【鉄鋼春闘、60歳以降の就労問題】「検討の場」設置へ まずは労使で課題抽出

 今春闘で、賃金改善と並び重要なテーマとなったのが「60歳以降の就労問題」。基幹労連は産別統一要求の中で、「65歳現役社会」を掲げ、今年を労使間で話し合いを始めるスタートの年と位置づけた。高炉大手の労働組合はこれに沿って、「65歳現役社会の実現に向けた労働環境の構築」などを要求書に盛り込んだ。経営側は、この要求に対し、労使での検討の場設置などを回答する。制度設計などはこれからだが、組合側が提起する「60歳以降問題」について一定の理解を示す。

 60歳以降の就労問題が再び労使間のテーマ浮上したのは、2021年度以降の60歳到達者から65歳まで無年金になるという『2021年問題』があるからだ。
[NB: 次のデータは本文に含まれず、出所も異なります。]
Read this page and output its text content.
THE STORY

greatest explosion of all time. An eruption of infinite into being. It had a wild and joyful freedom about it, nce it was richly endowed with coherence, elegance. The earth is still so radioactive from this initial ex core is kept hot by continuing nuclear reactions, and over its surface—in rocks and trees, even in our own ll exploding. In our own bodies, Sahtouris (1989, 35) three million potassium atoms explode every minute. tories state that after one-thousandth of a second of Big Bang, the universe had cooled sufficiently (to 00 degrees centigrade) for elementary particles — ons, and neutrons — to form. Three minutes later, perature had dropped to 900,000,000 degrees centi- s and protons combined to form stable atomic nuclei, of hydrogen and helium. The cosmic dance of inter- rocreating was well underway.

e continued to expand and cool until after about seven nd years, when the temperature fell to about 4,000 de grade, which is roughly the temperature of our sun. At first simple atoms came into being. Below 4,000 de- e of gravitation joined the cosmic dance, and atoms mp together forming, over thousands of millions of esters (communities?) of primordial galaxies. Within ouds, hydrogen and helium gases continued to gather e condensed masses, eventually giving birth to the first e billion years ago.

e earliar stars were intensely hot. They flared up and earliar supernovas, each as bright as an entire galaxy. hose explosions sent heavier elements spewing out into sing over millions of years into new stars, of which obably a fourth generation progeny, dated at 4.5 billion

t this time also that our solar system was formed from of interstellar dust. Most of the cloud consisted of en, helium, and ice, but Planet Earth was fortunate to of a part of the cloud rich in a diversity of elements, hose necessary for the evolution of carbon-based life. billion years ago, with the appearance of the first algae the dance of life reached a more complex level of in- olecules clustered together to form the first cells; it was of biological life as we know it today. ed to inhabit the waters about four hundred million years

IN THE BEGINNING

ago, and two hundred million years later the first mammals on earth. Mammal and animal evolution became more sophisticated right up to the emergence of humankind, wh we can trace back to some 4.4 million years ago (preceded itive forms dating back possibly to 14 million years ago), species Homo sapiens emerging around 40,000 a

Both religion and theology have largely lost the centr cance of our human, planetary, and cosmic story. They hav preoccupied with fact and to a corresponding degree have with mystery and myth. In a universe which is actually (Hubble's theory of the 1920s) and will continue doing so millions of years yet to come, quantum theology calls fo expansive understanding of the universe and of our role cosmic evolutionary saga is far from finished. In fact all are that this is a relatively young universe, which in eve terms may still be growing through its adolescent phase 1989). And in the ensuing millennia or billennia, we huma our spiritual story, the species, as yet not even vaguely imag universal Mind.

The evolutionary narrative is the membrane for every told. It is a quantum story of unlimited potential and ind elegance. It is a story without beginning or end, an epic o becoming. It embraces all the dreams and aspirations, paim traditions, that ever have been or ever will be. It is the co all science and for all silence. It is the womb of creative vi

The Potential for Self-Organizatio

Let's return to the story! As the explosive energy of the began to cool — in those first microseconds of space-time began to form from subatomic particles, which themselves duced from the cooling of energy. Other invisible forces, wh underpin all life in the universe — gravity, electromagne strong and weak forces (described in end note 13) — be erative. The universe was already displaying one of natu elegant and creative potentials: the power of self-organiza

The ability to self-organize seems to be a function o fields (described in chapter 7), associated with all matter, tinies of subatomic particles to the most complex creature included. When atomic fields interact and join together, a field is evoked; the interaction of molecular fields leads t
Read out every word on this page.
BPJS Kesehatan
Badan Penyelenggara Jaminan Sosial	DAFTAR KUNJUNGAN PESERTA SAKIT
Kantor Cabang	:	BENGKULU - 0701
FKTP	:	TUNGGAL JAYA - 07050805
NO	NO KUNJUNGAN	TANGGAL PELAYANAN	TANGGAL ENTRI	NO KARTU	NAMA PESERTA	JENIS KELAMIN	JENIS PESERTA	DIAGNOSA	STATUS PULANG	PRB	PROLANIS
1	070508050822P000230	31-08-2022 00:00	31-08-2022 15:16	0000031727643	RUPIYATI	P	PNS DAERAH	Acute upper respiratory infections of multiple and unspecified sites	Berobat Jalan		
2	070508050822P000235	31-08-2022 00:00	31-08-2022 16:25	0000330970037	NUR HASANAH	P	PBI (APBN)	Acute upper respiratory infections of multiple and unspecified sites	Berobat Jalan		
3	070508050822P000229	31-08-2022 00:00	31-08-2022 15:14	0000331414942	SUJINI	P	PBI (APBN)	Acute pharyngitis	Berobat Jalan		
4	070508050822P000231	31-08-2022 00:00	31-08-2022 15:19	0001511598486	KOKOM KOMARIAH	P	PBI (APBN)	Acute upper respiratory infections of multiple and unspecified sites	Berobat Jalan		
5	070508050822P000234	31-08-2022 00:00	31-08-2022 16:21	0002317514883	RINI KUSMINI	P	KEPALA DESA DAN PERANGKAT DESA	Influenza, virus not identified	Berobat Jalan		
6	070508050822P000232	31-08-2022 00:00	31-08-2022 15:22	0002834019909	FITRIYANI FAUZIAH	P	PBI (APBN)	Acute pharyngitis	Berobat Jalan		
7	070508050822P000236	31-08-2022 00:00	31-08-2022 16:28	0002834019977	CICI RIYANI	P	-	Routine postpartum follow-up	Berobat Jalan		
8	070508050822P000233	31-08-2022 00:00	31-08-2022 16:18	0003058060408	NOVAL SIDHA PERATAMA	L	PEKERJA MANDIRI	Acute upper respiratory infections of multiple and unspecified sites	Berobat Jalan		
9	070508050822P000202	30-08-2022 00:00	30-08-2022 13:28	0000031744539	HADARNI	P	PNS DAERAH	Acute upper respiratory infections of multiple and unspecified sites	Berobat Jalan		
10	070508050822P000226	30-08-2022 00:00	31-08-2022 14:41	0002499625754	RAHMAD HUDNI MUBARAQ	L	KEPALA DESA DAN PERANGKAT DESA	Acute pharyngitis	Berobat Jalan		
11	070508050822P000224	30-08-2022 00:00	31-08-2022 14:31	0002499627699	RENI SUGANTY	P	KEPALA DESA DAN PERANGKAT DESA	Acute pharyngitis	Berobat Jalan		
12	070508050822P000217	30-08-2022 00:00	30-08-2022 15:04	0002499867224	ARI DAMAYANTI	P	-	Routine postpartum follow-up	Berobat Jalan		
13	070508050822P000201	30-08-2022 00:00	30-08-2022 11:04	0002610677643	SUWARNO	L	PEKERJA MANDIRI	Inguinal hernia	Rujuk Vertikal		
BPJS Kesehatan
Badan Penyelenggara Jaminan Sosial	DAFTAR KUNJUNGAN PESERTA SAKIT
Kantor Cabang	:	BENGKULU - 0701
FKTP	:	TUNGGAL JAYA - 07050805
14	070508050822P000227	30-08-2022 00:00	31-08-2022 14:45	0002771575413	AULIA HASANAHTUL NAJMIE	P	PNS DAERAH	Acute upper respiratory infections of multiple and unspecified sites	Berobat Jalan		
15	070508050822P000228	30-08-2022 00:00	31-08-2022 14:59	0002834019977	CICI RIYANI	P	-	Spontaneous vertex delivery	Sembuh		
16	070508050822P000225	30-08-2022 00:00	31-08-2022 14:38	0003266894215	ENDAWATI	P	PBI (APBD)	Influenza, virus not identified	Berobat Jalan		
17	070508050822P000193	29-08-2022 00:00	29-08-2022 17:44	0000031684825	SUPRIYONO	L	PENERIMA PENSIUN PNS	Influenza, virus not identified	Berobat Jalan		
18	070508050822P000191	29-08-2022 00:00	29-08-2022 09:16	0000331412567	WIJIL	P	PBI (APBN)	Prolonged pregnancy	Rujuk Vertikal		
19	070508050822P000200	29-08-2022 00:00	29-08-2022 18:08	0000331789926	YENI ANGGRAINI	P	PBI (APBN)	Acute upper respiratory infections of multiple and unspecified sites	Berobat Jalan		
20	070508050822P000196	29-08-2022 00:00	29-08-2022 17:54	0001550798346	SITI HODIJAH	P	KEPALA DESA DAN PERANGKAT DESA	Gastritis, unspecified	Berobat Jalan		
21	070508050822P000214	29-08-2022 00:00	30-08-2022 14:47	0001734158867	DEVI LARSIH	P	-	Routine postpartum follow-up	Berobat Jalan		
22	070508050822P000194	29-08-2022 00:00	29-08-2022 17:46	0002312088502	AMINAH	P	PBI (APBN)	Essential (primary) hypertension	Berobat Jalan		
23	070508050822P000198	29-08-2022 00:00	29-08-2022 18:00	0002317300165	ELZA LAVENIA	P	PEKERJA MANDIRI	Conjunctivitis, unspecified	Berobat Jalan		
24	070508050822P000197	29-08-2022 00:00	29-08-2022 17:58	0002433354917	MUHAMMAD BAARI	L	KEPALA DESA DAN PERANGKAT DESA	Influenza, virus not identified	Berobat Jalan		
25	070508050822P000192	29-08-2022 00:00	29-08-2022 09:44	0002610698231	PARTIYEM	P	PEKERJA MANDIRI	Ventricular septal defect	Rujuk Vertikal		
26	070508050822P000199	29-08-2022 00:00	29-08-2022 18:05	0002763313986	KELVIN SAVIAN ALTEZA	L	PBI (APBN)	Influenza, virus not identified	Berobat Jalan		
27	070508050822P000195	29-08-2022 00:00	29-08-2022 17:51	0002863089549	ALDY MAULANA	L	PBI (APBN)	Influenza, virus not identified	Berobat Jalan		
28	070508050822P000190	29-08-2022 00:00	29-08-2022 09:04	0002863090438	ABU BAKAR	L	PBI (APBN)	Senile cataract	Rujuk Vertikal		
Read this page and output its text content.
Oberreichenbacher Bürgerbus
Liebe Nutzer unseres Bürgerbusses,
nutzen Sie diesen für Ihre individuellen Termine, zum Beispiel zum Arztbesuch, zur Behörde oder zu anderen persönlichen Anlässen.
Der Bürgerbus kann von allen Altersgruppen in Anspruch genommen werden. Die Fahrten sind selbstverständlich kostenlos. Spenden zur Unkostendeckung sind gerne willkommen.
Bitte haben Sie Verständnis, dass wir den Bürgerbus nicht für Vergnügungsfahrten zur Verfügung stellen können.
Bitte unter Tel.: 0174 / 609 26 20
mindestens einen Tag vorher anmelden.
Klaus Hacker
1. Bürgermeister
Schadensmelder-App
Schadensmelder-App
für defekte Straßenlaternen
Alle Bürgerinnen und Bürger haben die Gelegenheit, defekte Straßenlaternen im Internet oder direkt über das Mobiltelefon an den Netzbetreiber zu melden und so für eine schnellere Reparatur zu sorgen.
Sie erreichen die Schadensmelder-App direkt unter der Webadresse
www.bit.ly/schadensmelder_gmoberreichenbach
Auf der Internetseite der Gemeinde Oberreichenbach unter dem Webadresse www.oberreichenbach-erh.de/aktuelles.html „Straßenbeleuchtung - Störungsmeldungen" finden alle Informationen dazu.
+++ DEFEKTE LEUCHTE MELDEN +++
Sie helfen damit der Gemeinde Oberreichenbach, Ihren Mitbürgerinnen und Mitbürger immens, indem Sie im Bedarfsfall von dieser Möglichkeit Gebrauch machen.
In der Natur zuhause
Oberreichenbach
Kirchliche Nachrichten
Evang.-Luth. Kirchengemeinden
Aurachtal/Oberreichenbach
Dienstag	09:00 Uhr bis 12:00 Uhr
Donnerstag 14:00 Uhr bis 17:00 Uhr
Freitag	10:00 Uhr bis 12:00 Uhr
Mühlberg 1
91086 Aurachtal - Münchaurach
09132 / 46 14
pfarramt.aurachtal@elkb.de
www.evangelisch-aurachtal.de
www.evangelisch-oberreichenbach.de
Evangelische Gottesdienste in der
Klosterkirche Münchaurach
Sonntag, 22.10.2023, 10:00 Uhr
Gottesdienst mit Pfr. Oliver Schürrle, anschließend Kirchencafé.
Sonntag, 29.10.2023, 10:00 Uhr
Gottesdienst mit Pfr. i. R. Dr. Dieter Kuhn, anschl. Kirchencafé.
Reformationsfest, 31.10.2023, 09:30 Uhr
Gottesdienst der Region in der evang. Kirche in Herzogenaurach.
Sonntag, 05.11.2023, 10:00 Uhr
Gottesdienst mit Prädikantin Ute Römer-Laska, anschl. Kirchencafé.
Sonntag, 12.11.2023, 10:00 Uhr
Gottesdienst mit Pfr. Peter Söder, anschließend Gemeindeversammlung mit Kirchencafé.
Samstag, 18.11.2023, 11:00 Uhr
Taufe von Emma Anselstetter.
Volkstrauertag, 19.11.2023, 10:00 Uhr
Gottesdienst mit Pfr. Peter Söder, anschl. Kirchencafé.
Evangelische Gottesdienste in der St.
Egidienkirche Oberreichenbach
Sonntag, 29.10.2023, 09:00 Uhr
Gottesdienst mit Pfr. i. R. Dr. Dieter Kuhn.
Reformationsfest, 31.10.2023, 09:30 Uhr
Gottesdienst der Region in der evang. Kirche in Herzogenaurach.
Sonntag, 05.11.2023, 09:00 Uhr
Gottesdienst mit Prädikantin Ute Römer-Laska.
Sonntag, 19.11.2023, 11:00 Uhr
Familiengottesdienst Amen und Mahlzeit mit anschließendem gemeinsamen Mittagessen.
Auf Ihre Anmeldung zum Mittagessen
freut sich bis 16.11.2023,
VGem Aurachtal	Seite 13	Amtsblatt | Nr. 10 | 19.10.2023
 鉄鋼業界では多くの企業が2000年代に入って、「シニア雇用制度」などの名称で定年退職者を対象とした再雇用制度を導入。現在は本人が希望すれば原則として、年金の満額支給開始まで雇用する制度が敷かれている。

 現行の再雇用制度でも「21年問題」への対応は可能だが、導入当初と比べ変わってきたのがシニア従業員への期待度。再雇用制度導入当初は年金減額などへの対応が課題だったが、少子高齢化の進展や再雇用制度の対象者が増える中で、今では現場力を維持・向上する上でシニア従業員の力が欠かせなくなっている。

 組合側はこうした現状認識のもと、「65歳現役社会」の実現を掲げた。ただ、制度設計には時間がかかるため、今年を「スタートの年」と位置づけ、まずは労使間での認識共有を目指した。ただ、「現行制度の見直しで対応するのか」、「定年延長など新たな制度の構築が必要なのか」といった具体論に関しての議論はこれからだ。

 経営側は今回の春闘要求に対し、一定の理解を示した上で、「検討の場」設置などを回答する。組合側の主張に耳を傾ける場を設け、まずは労使間で課題を抽出していこうという姿勢だ。例えば、シニア世代の人生設計に対する思いが多様化している点をどう考慮するかなどが課題として浮上しそうだ。

 60歳以降の就労問題を巡っては、定年延長の議論も浮上するが、鉄鋼大手の労使は当面、制度ありきの議論ではなく、直面する課題をどう解決するかの議論を先行させる見通しだ。